BRINGING OUT THE DEMOCRATIC DAGGERS

The New York Times reports that Howard Dean is acting huffy:

Dean… implied that many of his supporters, particularly young people, might stay home in November if another Democrat’s name ends up on the ballot.

“I don’t know where they’re going to go, but they’re certainly not going to vote for a conventional Washington politician,” he said.

Though Dr. Dean has repeatedly said he would back whichever Democrat wins the nomination, he said Sunday that support was “not transferable anymore” and that endorsements, including his own, “don’t guarantee anything.”

Josh Marshall takes Dean to task:

The price of admission to the Democratic primary race is a pledge of committed support to whomever wins the nomination, period. (The sense of entitlement to other Democrats’ support comes after you win the nomination, not before.) If Dean can’t sign on that dotted-line, he has no business asking for the party’s nomination.

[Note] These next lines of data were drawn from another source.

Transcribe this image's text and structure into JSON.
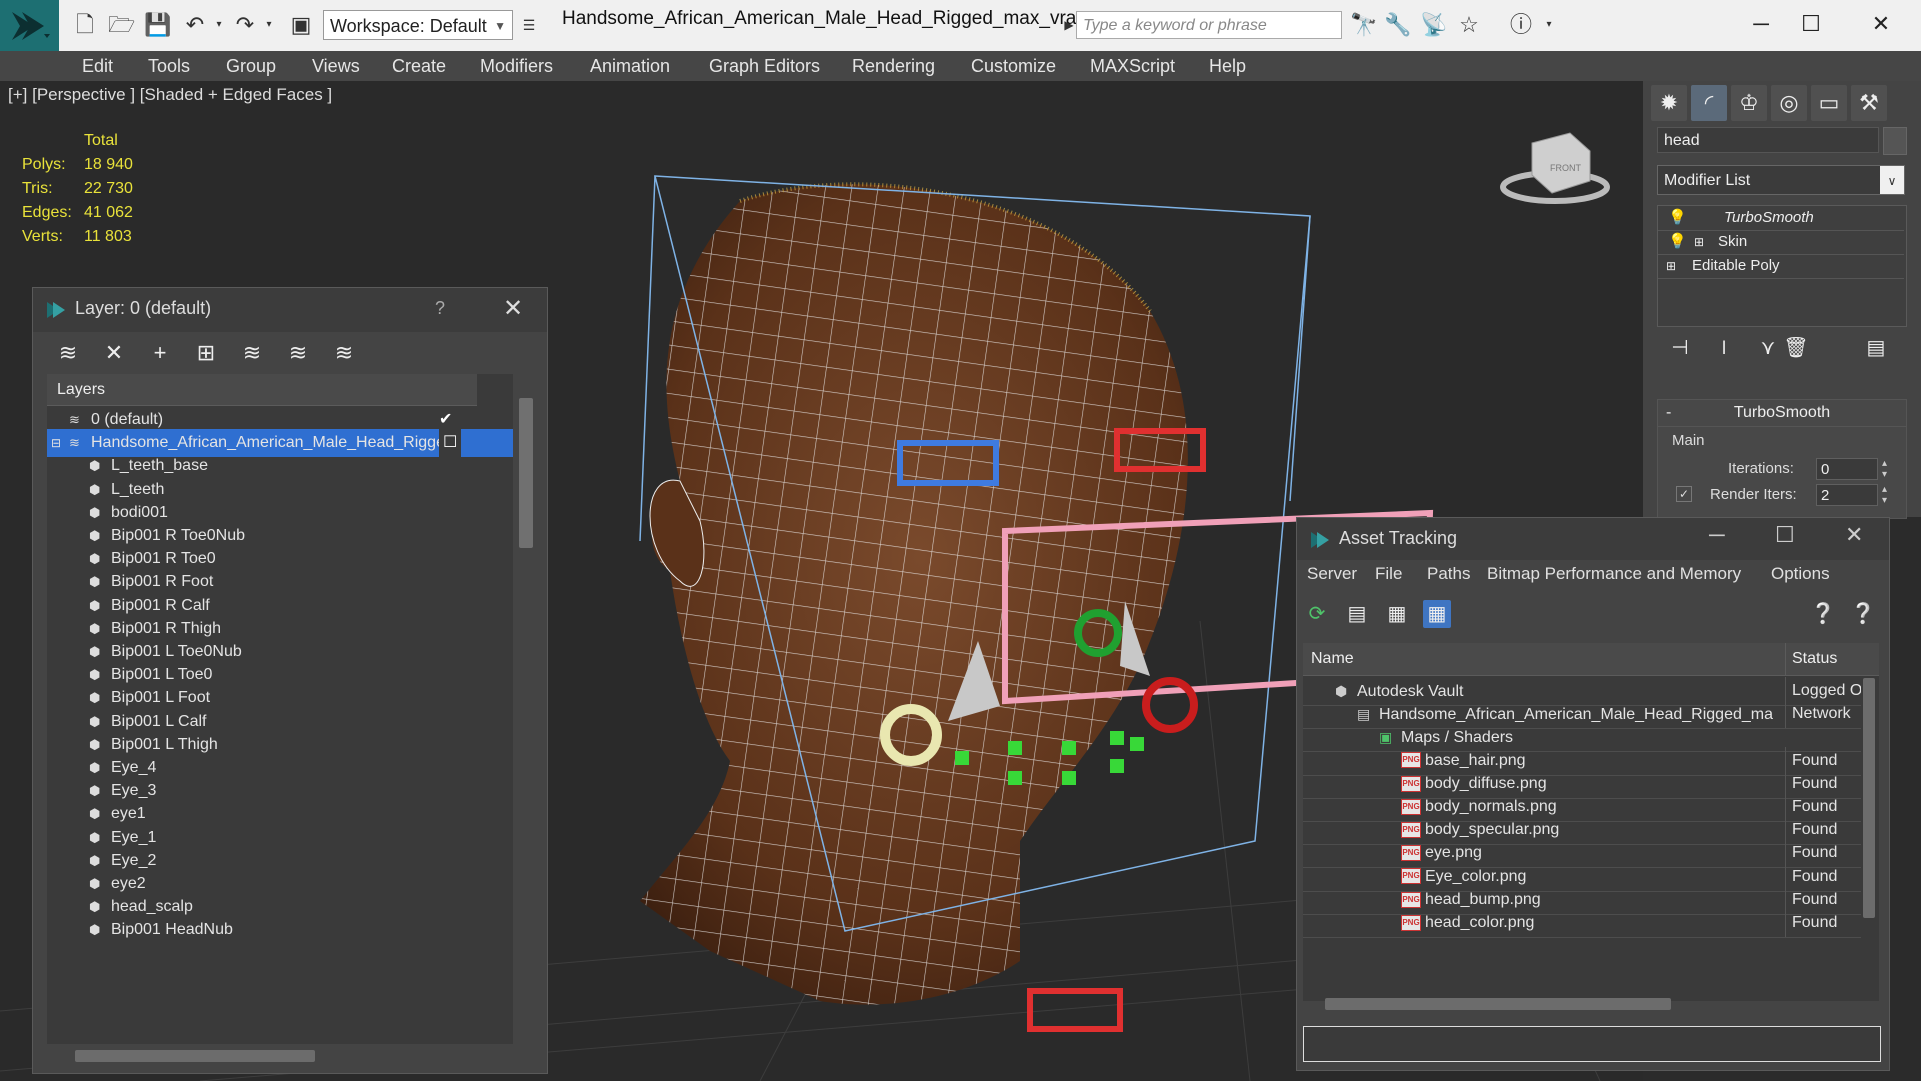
{
  "titlebar": {
    "workspace": "Workspace: Default",
    "doc_title": "Handsome_African_American_Male_Head_Rigged_max_vray...",
    "search_placeholder": "Type a keyword or phrase"
  },
  "menu": [
    "Edit",
    "Tools",
    "Group",
    "Views",
    "Create",
    "Modifiers",
    "Animation",
    "Graph Editors",
    "Rendering",
    "Customize",
    "MAXScript",
    "Help"
  ],
  "viewport": {
    "label": "[+] [Perspective ] [Shaded + Edged Faces ]",
    "stats_header": "Total",
    "stats": [
      {
        "k": "Polys:",
        "v": "18 940"
      },
      {
        "k": "Tris:",
        "v": "22 730"
      },
      {
        "k": "Edges:",
        "v": "41 062"
      },
      {
        "k": "Verts:",
        "v": "11 803"
      }
    ],
    "viewcube_label": "FRONT"
  },
  "layer_panel": {
    "title": "Layer: 0 (default)",
    "help": "?",
    "column_header": "Layers",
    "rows": [
      {
        "label": "0 (default)",
        "level": 1,
        "selected": false,
        "checked": true
      },
      {
        "label": "Handsome_African_American_Male_Head_Rigged",
        "level": 1,
        "selected": true,
        "checked": false
      },
      {
        "label": "L_teeth_base",
        "level": 2
      },
      {
        "label": "L_teeth",
        "level": 2
      },
      {
        "label": "bodi001",
        "level": 2
      },
      {
        "label": "Bip001 R Toe0Nub",
        "level": 2
      },
      {
        "label": "Bip001 R Toe0",
        "level": 2
      },
      {
        "label": "Bip001 R Foot",
        "level": 2
      },
      {
        "label": "Bip001 R Calf",
        "level": 2
      },
      {
        "label": "Bip001 R Thigh",
        "level": 2
      },
      {
        "label": "Bip001 L Toe0Nub",
        "level": 2
      },
      {
        "label": "Bip001 L Toe0",
        "level": 2
      },
      {
        "label": "Bip001 L Foot",
        "level": 2
      },
      {
        "label": "Bip001 L Calf",
        "level": 2
      },
      {
        "label": "Bip001 L Thigh",
        "level": 2
      },
      {
        "label": "Eye_4",
        "level": 2
      },
      {
        "label": "Eye_3",
        "level": 2
      },
      {
        "label": "eye1",
        "level": 2
      },
      {
        "label": "Eye_1",
        "level": 2
      },
      {
        "label": "Eye_2",
        "level": 2
      },
      {
        "label": "eye2",
        "level": 2
      },
      {
        "label": "head_scalp",
        "level": 2
      },
      {
        "label": "Bip001 HeadNub",
        "level": 2
      }
    ]
  },
  "cmdpanel": {
    "object_name": "head",
    "modifier_list": "Modifier List",
    "stack": [
      "TurboSmooth",
      "Skin",
      "Editable Poly"
    ],
    "rollout_title": "TurboSmooth",
    "group_main": "Main",
    "iterations_label": "Iterations:",
    "iterations_value": "0",
    "render_iters_label": "Render Iters:",
    "render_iters_value": "2"
  },
  "asset_tracking": {
    "title": "Asset Tracking",
    "menu": [
      "Server",
      "File",
      "Paths",
      "Bitmap Performance and Memory",
      "Options"
    ],
    "col_name": "Name",
    "col_status": "Status",
    "rows": [
      {
        "name": "Autodesk Vault",
        "status": "Logged Out",
        "indent": 1,
        "icon": "vault"
      },
      {
        "name": "Handsome_African_American_Male_Head_Rigged_max_vray.max",
        "status": "Network",
        "indent": 2,
        "icon": "max"
      },
      {
        "name": "Maps / Shaders",
        "status": "",
        "indent": 3,
        "icon": "maps"
      },
      {
        "name": "base_hair.png",
        "status": "Found",
        "indent": 4,
        "icon": "png"
      },
      {
        "name": "body_diffuse.png",
        "status": "Found",
        "indent": 4,
        "icon": "png"
      },
      {
        "name": "body_normals.png",
        "status": "Found",
        "indent": 4,
        "icon": "png"
      },
      {
        "name": "body_specular.png",
        "status": "Found",
        "indent": 4,
        "icon": "png"
      },
      {
        "name": "eye.png",
        "status": "Found",
        "indent": 4,
        "icon": "png"
      },
      {
        "name": "Eye_color.png",
        "status": "Found",
        "indent": 4,
        "icon": "png"
      },
      {
        "name": "head_bump.png",
        "status": "Found",
        "indent": 4,
        "icon": "png"
      },
      {
        "name": "head_color.png",
        "status": "Found",
        "indent": 4,
        "icon": "png"
      }
    ]
  },
  "colors": {
    "stats_yellow": "#e9e23a",
    "selection_blue": "#2f6fd1",
    "logo_teal": "#1d6f72"
  }
}
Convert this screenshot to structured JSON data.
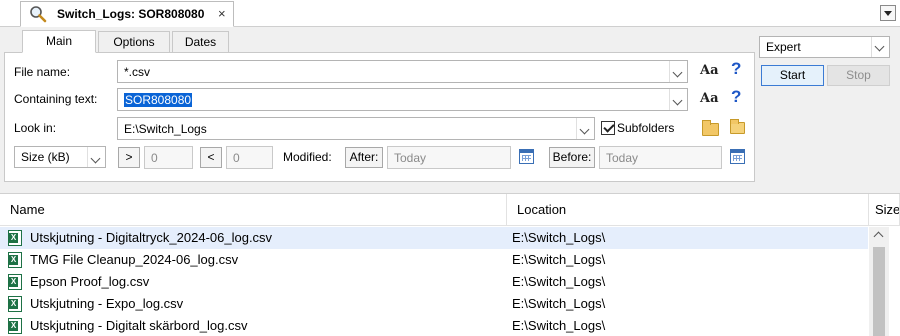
{
  "window": {
    "tab_title": "Switch_Logs: SOR808080",
    "tab_close": "×"
  },
  "tabs": [
    {
      "label": "Main",
      "active": true
    },
    {
      "label": "Options",
      "active": false
    },
    {
      "label": "Dates",
      "active": false
    }
  ],
  "form": {
    "file_name_label": "File name:",
    "file_name_value": "*.csv",
    "containing_text_label": "Containing text:",
    "containing_text_value": "SOR808080",
    "look_in_label": "Look in:",
    "look_in_value": "E:\\Switch_Logs",
    "subfolders_label": "Subfolders",
    "subfolders_checked": true,
    "size_unit": "Size (kB)",
    "greater_than": ">",
    "greater_value": "0",
    "less_than": "<",
    "less_value": "0",
    "modified_label": "Modified:",
    "after_label": "After:",
    "after_value": "Today",
    "before_label": "Before:",
    "before_value": "Today",
    "case_icon_text": "Aa",
    "help_icon_text": "?"
  },
  "controls": {
    "mode": "Expert",
    "start_label": "Start",
    "stop_label": "Stop"
  },
  "results": {
    "columns": [
      "Name",
      "Location",
      "Size"
    ],
    "rows": [
      {
        "name": "Utskjutning - Digitaltryck_2024-06_log.csv",
        "location": "E:\\Switch_Logs\\",
        "selected": true
      },
      {
        "name": "TMG File Cleanup_2024-06_log.csv",
        "location": "E:\\Switch_Logs\\",
        "selected": false
      },
      {
        "name": "Epson Proof_log.csv",
        "location": "E:\\Switch_Logs\\",
        "selected": false
      },
      {
        "name": "Utskjutning - Expo_log.csv",
        "location": "E:\\Switch_Logs\\",
        "selected": false
      },
      {
        "name": "Utskjutning - Digitalt skärbord_log.csv",
        "location": "E:\\Switch_Logs\\",
        "selected": false
      }
    ]
  },
  "colors": {
    "selection": "#0a64d6",
    "row_highlight": "#e5eefc",
    "help_blue": "#1e57c6",
    "excel_green": "#1e7145"
  },
  "icons": [
    "search-icon",
    "close-icon",
    "chevron-down-icon",
    "case-sensitive-icon",
    "help-icon",
    "folder-icon",
    "folder-browse-icon",
    "calendar-icon",
    "excel-file-icon",
    "scroll-up-icon"
  ]
}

Marshall has a valid point — the attacks that John McCain took in 2000 were far worse than anything Dean’s experienced to date. Despite this, McCain was on the podium at the Republican convention with a full-throated (well… at least three-quarters-throated) endorsement of George W. Bush — even though he’d had minor surgery earlier that week and had to wear a bandage on his face. If Dean is acting petulant now, imagine how he’ll act as the Democratic standard-bearer.

Meanwhile Wesley Clark tries to woo the Clinton wing of the party (posted by Daniel Drezner).